Das rheinland-pfälzische Verkehrsministerium unterstand damals Ministerpräsident Peter Altmeier, einem bekennenden Autofan.
Straßenbahn, aber auch die Strecke Sprendlingen-Fürfeld hatten eigentlich eine gute Auslastung und die Strecke war beliebt, allerdings hatte die DB, der für die Strecke Sprendlingen-Fürfeld die Betriebsführung übertragen wurde, kein Interesse an der Weiterführung.
Die hier eingesetzten Loks der BR 74 und 55 waren in die Jahre gekommen, der gelaschte Oberbau von 1880 hätte grundlegend erneuert werden müssen, langsam nahmen die Pkw Einzug in die rheinhessischen Familien.
Wie heute auch springt die Politik gerne auf den Mainstream des Augenblicks, Nachhaltigkeit ist und bleibt ein Privileg von Forstleuten.
In dem Augenblick, da ich das schreibe, geht mir durch den Kopf, wie ich 1953, etwa als junger Kerl von 20 gedacht hätte.
Natürlich hätte ich auf einen Ford 12M geschielt, auf eine Horex, einen Lloyd 400 oder ein Goggomobil.
Die Politiker hatten -mehr als heute- das Ohr am Volk und reagierten auf diese Begehrlichkeiten.
Die Streckenführungen waren teils konträr zu den Verkehrsströmen, das eingesetzte Material veraltet, nach sechs Jahren Krieg bestand hoher Investitionsbedarf bei noch nicht wieder angelaufenen Steuereinnahmen (die kamen erst ab Mitte der 1950er Jahre durch das sogenannte "Wirtschaftswunder"), die motorisierte Individualität hatte -vielleicht auch psychologisch verständlich nach den Jahren der Abhängigkeit von den verkehrlichen "Gnadenmitteln" des Staates- höchste Priorität.

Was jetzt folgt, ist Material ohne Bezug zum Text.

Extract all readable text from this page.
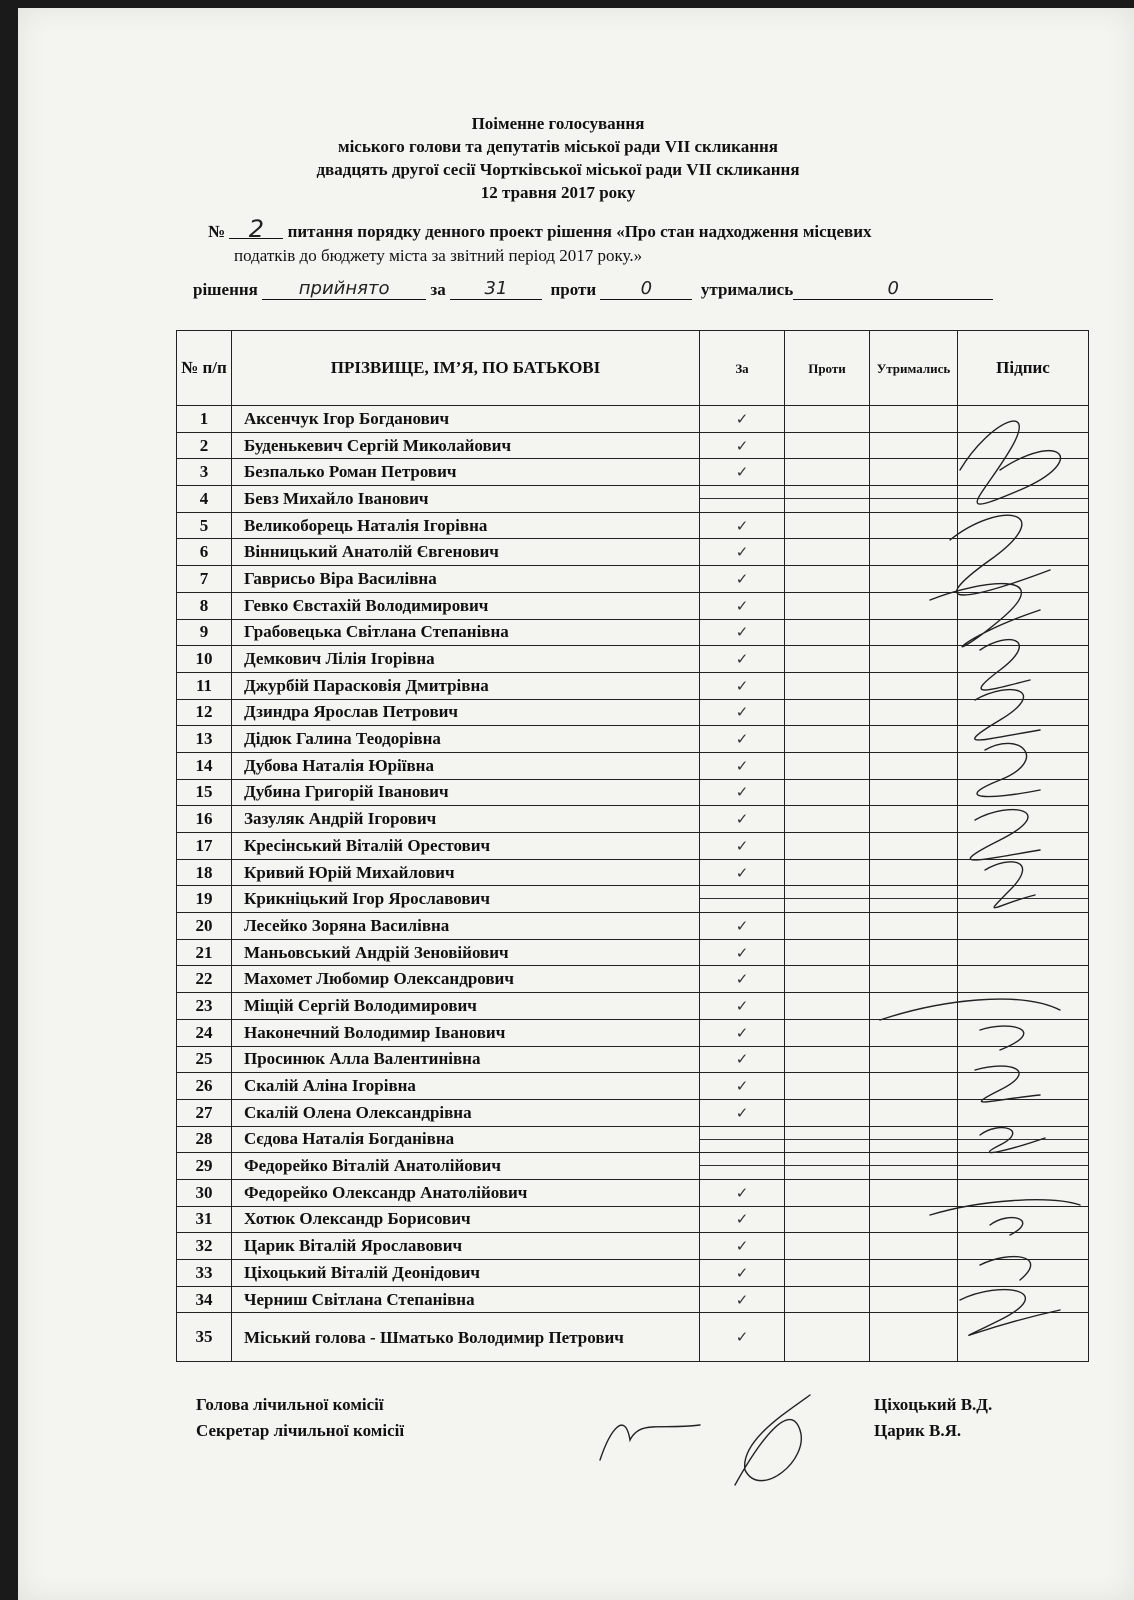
Поіменне голосування
міського голови та депутатів міської ради VII скликання
двадцять другої сесії Чортківської міської ради VII скликання
12 травня 2017 року
№ 2 питання порядку денного проект рішення «Про стан надходження місцевих
податків до бюджету міста за звітний період 2017 року.»
рішення прийнято за 31	проти 0	утримались	0
№ п/п	ПРІЗВИЩЕ, ІМ’Я, ПО БАТЬКОВІ	За	Проти	Утримались	Підпис
1	Аксенчук Ігор Богданович	✓			
2	Буденькевич Сергій Миколайович	✓			
3	Безпалько Роман Петрович	✓			
4	Бевз Михайло Іванович				
5	Великоборець Наталія Ігорівна	✓			
6	Вінницький Анатолій Євгенович	✓			
7	Гаврисьо Віра Василівна	✓			
8	Гевко Євстахій Володимирович	✓			
9	Грабовецька Світлана Степанівна	✓			
10	Демкович Лілія Ігорівна	✓			
11	Джурбій Парасковія Дмитрівна	✓			
12	Дзиндра Ярослав Петрович	✓			
13	Дідюк Галина Теодорівна	✓			
14	Дубова Наталія Юріївна	✓			
15	Дубина Григорій Іванович	✓			
16	Зазуляк Андрій Ігорович	✓			
17	Кресінський Віталій Орестович	✓			
18	Кривий Юрій Михайлович	✓			
19	Крикніцький Ігор Ярославович				
20	Лесейко Зоряна Василівна	✓			
21	Маньовський Андрій Зеновійович	✓			
22	Махомет Любомир Олександрович	✓			
23	Міщій Сергій Володимирович	✓			
24	Наконечний Володимир Іванович	✓			
25	Просинюк Алла Валентинівна	✓			
26	Скалій Аліна Ігорівна	✓			
27	Скалій Олена Олександрівна	✓			
28	Сєдова Наталія Богданівна				
29	Федорейко Віталій Анатолійович				
30	Федорейко Олександр Анатолійович	✓			
31	Хотюк Олександр Борисович	✓			
32	Царик Віталій Ярославович	✓			
33	Ціхоцький Віталій Деонідович	✓			
34	Черниш Світлана Степанівна	✓			
35	Міський голова - Шматько Володимир Петрович	✓			
Голова лічильної комісії
Секретар лічильної комісії
Ціхоцький В.Д.
Царик В.Я.
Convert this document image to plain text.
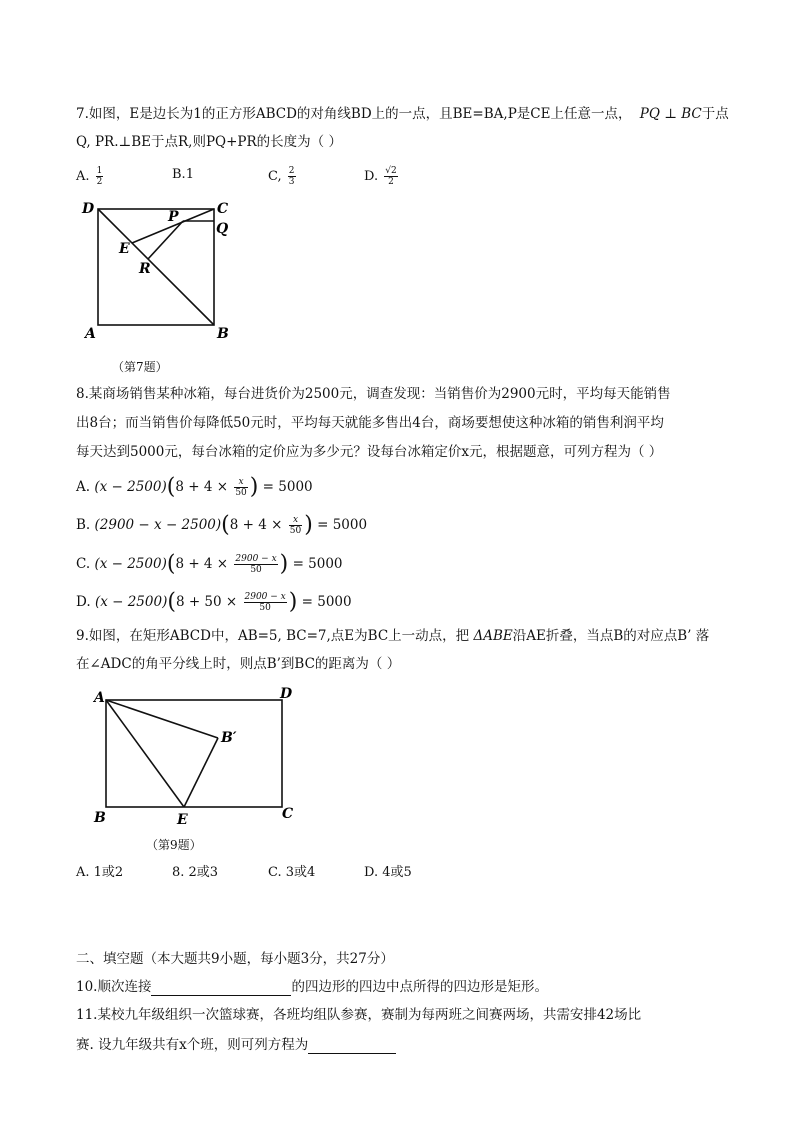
7.如图，E是边长为1的正方形ABCD的对角线BD上的一点，且BE=BA,P是CE上任意一点， PQ ⊥ BC于点
Q, PR.⊥BE于点R,则PQ+PR的长度为（ ）
A. $\frac{1}{2}$	B.1	C, $\frac{2}{3}$	D. $\frac{√2}{2}$
D	C
P
Q
E
R
A	B
（第7题）
8.某商场销售某种冰箱，每台进货价为2500元，调查发现：当销售价为2900元时，平均每天能销售
出8台；而当销售价每降低50元时，平均每天就能多售出4台，商场要想使这种冰箱的销售利润平均
每天达到5000元，每台冰箱的定价应为多少元？设每台冰箱定价x元，根据题意，可列方程为（ ）
A. $(x - 2500)(8 + 4 \times \frac{x}{50}$ ) = 5000
B. $(2900 - x - 2500)(8 + 4 \times \frac{x}{50}$ ) = 5000
C. $(x - 2500)(8 + 4 \times \frac{2900 - x}{50}$ ) = 5000
D. $(x - 2500)(8 + 50 \times \frac{2900 - x}{50}$ ) = 5000
9.如图，在矩形ABCD中，AB=5, BC=7,点E为BC上一动点，把 ΔABE沿AE折叠，当点B的对应点B’ 落
在∠ADC的角平分线上时，则点B’到BC的距离为（ ）
A	D
B′
B	E	C
（第9题）
A. 1或2	8. 2或3	C. 3或4	D. 4或5
二、填空题（本大题共9小题，每小题3分，共27分）
10.顺次连接	的四边形的四边中点所得的四边形是矩形。
11.某校九年级组织一次篮球赛，各班均组队参赛，赛制为每两班之间赛两场，共需安排42场比
赛. 设九年级共有x个班，则可列方程为
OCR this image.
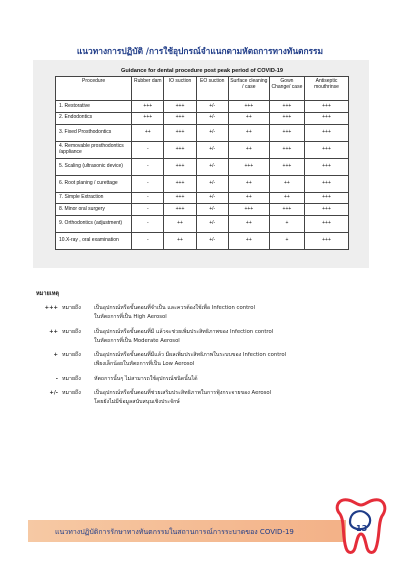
แนวทางการปฏิบัติ /การใช้อุปกรณ์จำแนกตามหัตถการทางทันตกรรม
Guidance for dental procedure post peak period of COVID-19
Procedure	Rubber dam	IO suction	EO suction	Surface cleaning / case	Gown Change/ case	Antiseptic mouthrinse
1. Restorative	+++	+++	+/-	+++	+++	+++
2. Endodontics	+++	+++	+/-	++	+++	+++
3. Fixed Prosthodontics	++	+++	+/-	++	+++	+++
4. Removable prosthodontics /appliance	-	+++	+/-	++	+++	+++
5. Scaling (ultrasonic device)	-	+++	+/-	+++	+++	+++
6. Root planing / curettage	-	+++	+/-	++	++	+++
7. Simple Extraction	-	+++	+/-	++	++	+++
8. Minor oral surgery	-	+++	+/-	+++	+++	+++
9. Orthodontics (adjustment)	-	++	+/-	++	+	+++
10.X-ray , oral examination	-	++	+/-	++	+	+++
หมายเหตุ
+++ หมายถึง	เป็นอุปกรณ์หรือขั้นตอนที่จำเป็น และควรต้องใช้เพื่อ Infection control
ในหัตถการที่เป็น High Aerosol
++ หมายถึง	เป็นอุปกรณ์หรือขั้นตอนที่มี แล้วจะช่วยเพิ่มประสิทธิภาพของ Infection control
ในหัตถการที่เป็น Moderate Aerosol
+ หมายถึง	เป็นอุปกรณ์หรือขั้นตอนที่มีแล้ว มีผลเพิ่มประสิทธิภาพในระบบของ Infection control
เพียงเล็กน้อยในหัตถการที่เป็น Low Aerosol
- หมายถึง	หัตถการนั้นๆ ไม่สามารถใช้อุปกรณ์ชนิดนั้นได้
+/- หมายถึง	เป็นอุปกรณ์หรือขั้นตอนที่ช่วยเสริมประสิทธิภาพในการฟุ้งกระจายของ Aerosol
โดยยังไม่มีข้อมูลสนับสนุนเชิงประจักษ์
แนวทางปฏิบัติการรักษาทางทันตกรรมในสถานการณ์การระบาดของ COVID-19	13
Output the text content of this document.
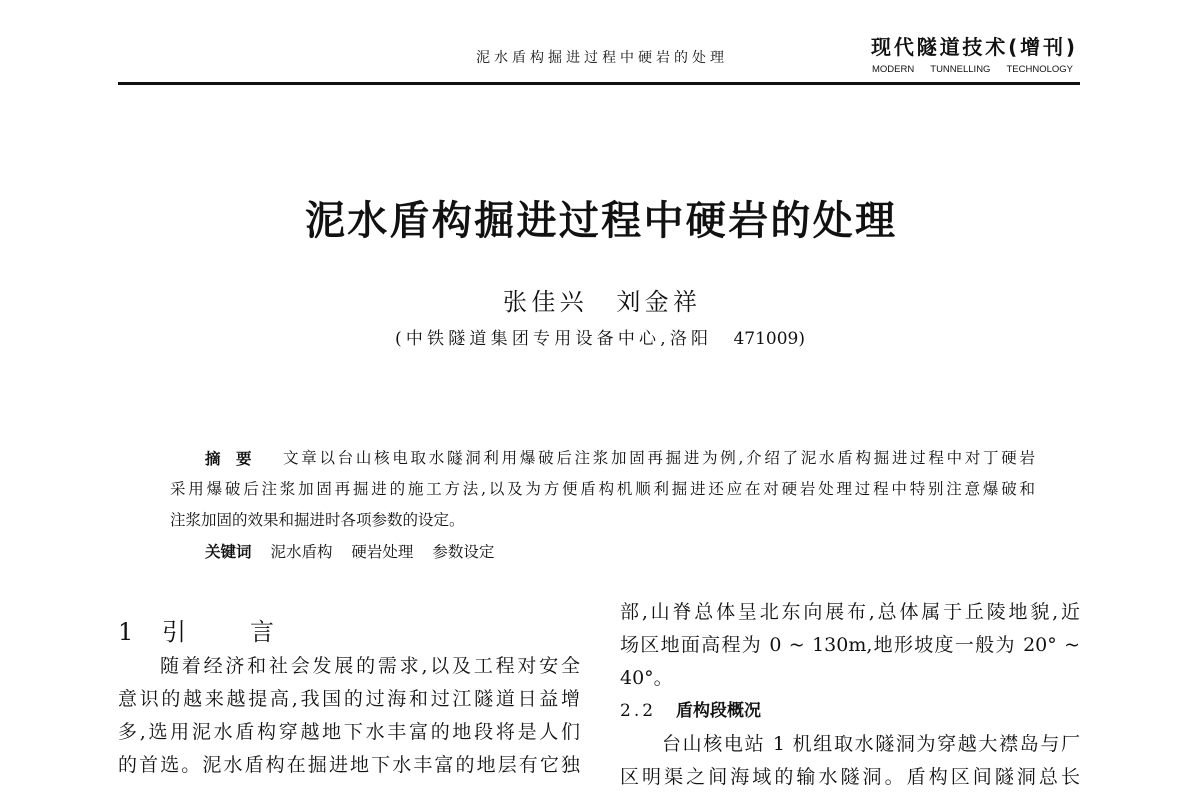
泥水盾构掘进过程中硬岩的处理	现代隧道技术(增刊)
MODERN TUNNELLING TECHNOLOGY
泥水盾构掘进过程中硬岩的处理
张佳兴　刘金祥
(中铁隧道集团专用设备中心,洛阳　471009)
摘　要	文章以台山核电取水隧洞利用爆破后注浆加固再掘进为例,介绍了泥水盾构掘进过程中对丁硬岩
采用爆破后注浆加固再掘进的施工方法,以及为方便盾构机顺利掘进还应在对硬岩处理过程中特别注意爆破和
注浆加固的效果和掘进时各项参数的设定。
关键词 泥水盾构 硬岩处理 参数设定
1 引　言
随着经济和社会发展的需求,以及工程对安全
意识的越来越提高,我国的过海和过江隧道日益增
多,选用泥水盾构穿越地下水丰富的地段将是人们
的首选。泥水盾构在掘进地下水丰富的地层有它独
部,山脊总体呈北东向展布,总体属于丘陵地貌,近
场区地面高程为 0 ~ 130m,地形坡度一般为 20° ~
40°。
2.2 盾构段概况
台山核电站 1 机组取水隧洞为穿越大襟岛与厂
区明渠之间海域的输水隧洞。盾构区间隧洞总长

Man wollte Unabhängigkeit auch von einem teils arroganten Beamtenapparat an den Schaltern und Bahnsteigsperren (vgl. Tucholsky: "Das deutsche Ideal, hinter einem Schalter zu sitzen, das deutsche Schicksal, vor einem Schalter zu stehen.").
Die zaghaften Versuche einer Effektivierung der Nebenbahn über Neuschöpfungen wie die VT's oder die Vereinfachung der Betriebsverfahren haben nicht mehr gegriffen. In Rheinhessen war die Entstehung der Eisenbahnlandschaft in der zweiten Hälfte des 19.Jahrhunderts eindeutig auf die Bedürfnisse der Wirtschaft zugeschnitten.
Der Personenverkehr war allenfalls ein Nebenprodukt.
Kein Wunder: Die Arbeitsplätze lagen vor Ort, die wenige Freizeit wurde gleichfalls vor Ort verbracht, weiter als 20km reiste man nur, wenn es unumgänglich war.
Diese, auf den Güterverkehr zugeschnittene Linienführung rächte sich 100 Jahre später, als sich der Einzelne als Individuum mit Selbstverwirklichungsanspruch definierte und sich nicht mehr als Abhängiger von den Lenkungen eines Obrigkeitsapparates, der den Gegebenheiten machtlos folgen muß, sah.
Das sollte man bei aller Bahnaffinität immer bedenken.
Die Gesellschaft im 21.Jahrhundert: Bei vielen nichts anderes als das Fortleben des prähistorischen Menschen unter der dünnen Schale der Zivilisation.